Sec. 202. Operation Of Rule As To Failure Of Lease

As a practical proposition, the rule that commissions for the full term of a lease are earned when the lease is signed, regardless of any subsequent failure on the part of the tenant, may sometimes work a hardship on the landlord, as he may have paid or be compelled to pay the broker more for his commissions than he collects rent from the tenant, should the tenant fail to pay his rent under the lease. As a legal proposition, however, the landlord has his remedy against the tenant by suit to collect the rent as it becomes due, as long as the lease runs and the property fails to bring the rental agreed on in the lease. If the tenant is financially irresponsible and judgment against him would be uncollectible, the situation is still the same.
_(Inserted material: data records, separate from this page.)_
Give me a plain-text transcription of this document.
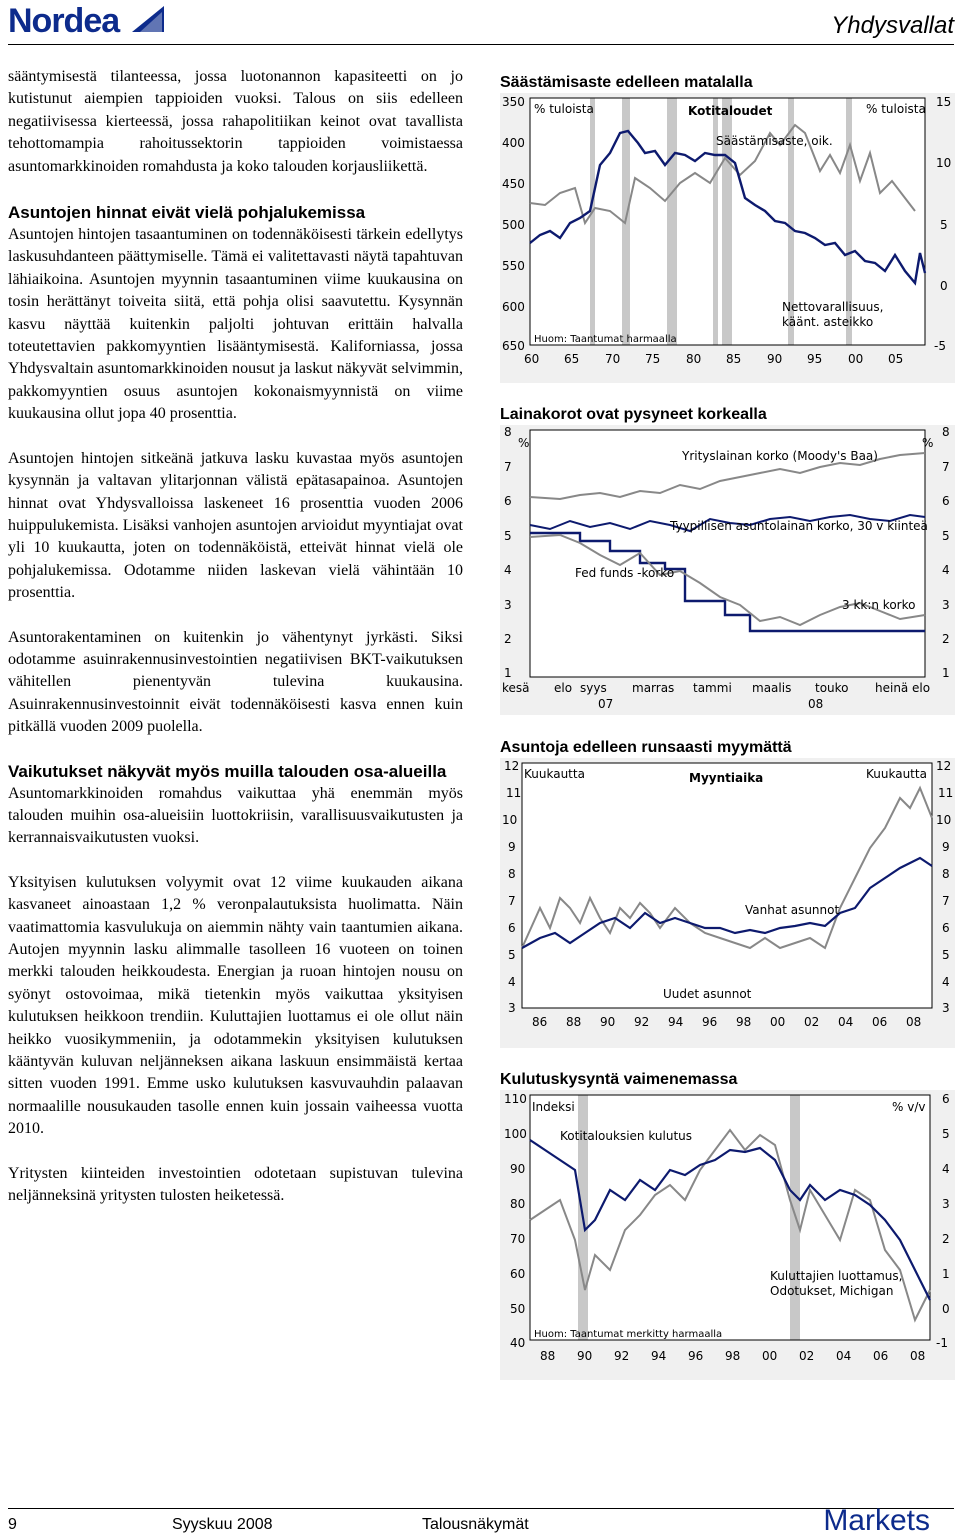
Nordea	Yhdysvallat

sääntymisestä tilanteessa, jossa luotonannon kapasiteetti on jo kutistunut aiempien tappioiden vuoksi. Talous on siis edelleen negatiivisessa kierteessä, jossa rahapolitiikan keinot ovat tavallista tehottomampia rahoitussektorin tappioiden voimistaessa asuntomarkkinoiden romahdusta ja koko talouden korjausliikettä.

Asuntojen hinnat eivät vielä pohjalukemissa

Asuntojen hintojen tasaantuminen on todennäköisesti tärkein edellytys laskusuhdanteen päättymiselle. Tämä ei valitettavasti näytä tapahtuvan lähiaikoina. Asuntojen myynnin tasaantuminen viime kuukausina on tosin herättänyt toiveita siitä, että pohja olisi saavutettu. Kysynnän kasvu näyttää kuitenkin paljolti johtuvan erittäin halvalla toteutettavien pakkomyyntien lisääntymisestä. Kaliforniassa, jossa Yhdysvaltain asuntomarkkinoiden nousut ja laskut näkyvät selvimmin, pakkomyyntien osuus asuntojen kokonaismyynnistä on viime kuukausina ollut jopa 40 prosenttia.

Asuntojen hintojen sitkeänä jatkuva lasku kuvastaa myös asuntojen kysynnän ja valtavan ylitarjonnan välistä epätasapainoa. Asuntojen hinnat ovat Yhdysvalloissa laskeneet 16 prosenttia vuoden 2006 huippulukemista. Lisäksi vanhojen asuntojen arvioidut myyntiajat ovat yli 10 kuukautta, joten on todennäköistä, etteivät hinnat vielä ole pohjalukemissa. Odotamme niiden laskevan vielä vähintään 10 prosenttia.

Asuntorakentaminen on kuitenkin jo vähentynyt jyrkästi. Siksi odotamme asuinrakennusinvestointien negatiivisen BKT-vaikutuksen vähitellen pienentyvän tulevina kuukausina. Asuinrakennusinvestoinnit eivät todennäköisesti kasva ennen kuin pitkällä vuoden 2009 puolella.

Vaikutukset näkyvät myös muilla talouden osa-alueilla

Asuntomarkkinoiden romahdus vaikuttaa yhä enemmän myös talouden muihin osa-alueisiin luottokriisin, varallisuusvaikutusten ja kerrannaisvaikutusten vuoksi.

Yksityisen kulutuksen volyymit ovat 12 viime kuukauden aikana kasvaneet ainoastaan 1,2 % veronpalautuksista huolimatta. Näin vaatimattomia kasvulukuja on aiemmin nähty vain taantumien aikana. Autojen myynnin lasku alimmalle tasolleen 16 vuoteen on toinen merkki talouden heikkoudesta. Energian ja ruoan hintojen nousu on syönyt ostovoimaa, mikä tietenkin myös vaikuttaa yksityisen kulutuksen heikkoon trendiin. Kuluttajien luottamus ei ole ollut näin heikko vuosikymmeniin, ja odotammekin yksityisen kulutuksen kääntyvän kuluvan neljänneksen aikana laskuun ensimmäistä kertaa sitten vuoden 1991. Emme usko kulutuksen kasvuvauhdin palaavan normaalille nousukauden tasolle ennen kuin jossain vaiheessa vuotta 2010.

Yritysten kiinteiden investointien odotetaan supistuvan tulevina neljänneksinä yritysten tulosten heiketessä.

Säästämisaste edelleen matalalla
350
400
450
500
550
600
650
15
10
5
0
-5
60 65 70 75 80 85 90 95 00 05
% tuloista	% tuloista
Kotitaloudet
Säästämisaste, oik.
Nettovarallisuus,
käänt. asteikko
Huom: Taantumat harmaalla
Lainakorot ovat pysyneet korkealla
8
7
6
5
4
3
2
1
8
7
6
5
4
3
2
1
kesä elo syys marras tammi maalis touko heinä elo
07	08
%	%
Yrityslainan korko (Moody's Baa)
Tyypillisen asuntolainan korko, 30 v kiinteä
Fed funds -korko
3 kk:n korko
Asuntoja edelleen runsaasti myymättä
12
11
10
9
8
7
6
5
4
3
12
11
10
9
8
7
6
5
4
3
86 88 90 92 94 96 98 00 02 04 06 08
Kuukautta	Kuukautta
Myyntiaika
Vanhat asunnot
Uudet asunnot
Kulutuskysyntä vaimenemassa
110
100
90
80
70
60
50
40
6
5
4
3
2
1
0
-1
88 90 92 94 96 98 00 02 04 06 08
Indeksi	% v/v
Kotitalouksien kulutus
Kuluttajien luottamus,
Odotukset, Michigan
Huom: Taantumat merkitty harmaalla
9	Syyskuu 2008	Talousnäkymät	Markets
The law gives the landlord a remedy by suit, but the law does not guarantee successful collection of any judgment obtained by the remedy. Moreover, the landlord having entered into the lease with the tenant, the former is deemed to have accepted the latter as satisfactory, and if the landlord has not satisfied himself of the financial standing of the proposed tenant before entering into the lease, he has himself to blame.12

Further, in some states, New York for one, if the landlord dispossesses the tenant for non-payment of rent, such dispossess puts an end to the lease unless the lease specifically provides to the contrary.13 And the provision in the lease to the contrary must be explicit. Having dispossessed the tenant and thus put an end to the lease, the landlord cannot recover any rent subsequently accruing, unless, as stated, the lease specifically so allows.

12 See Sec. 153-155 supra.

13 N. Y. Code of Civil Procedure, Sec. 2263.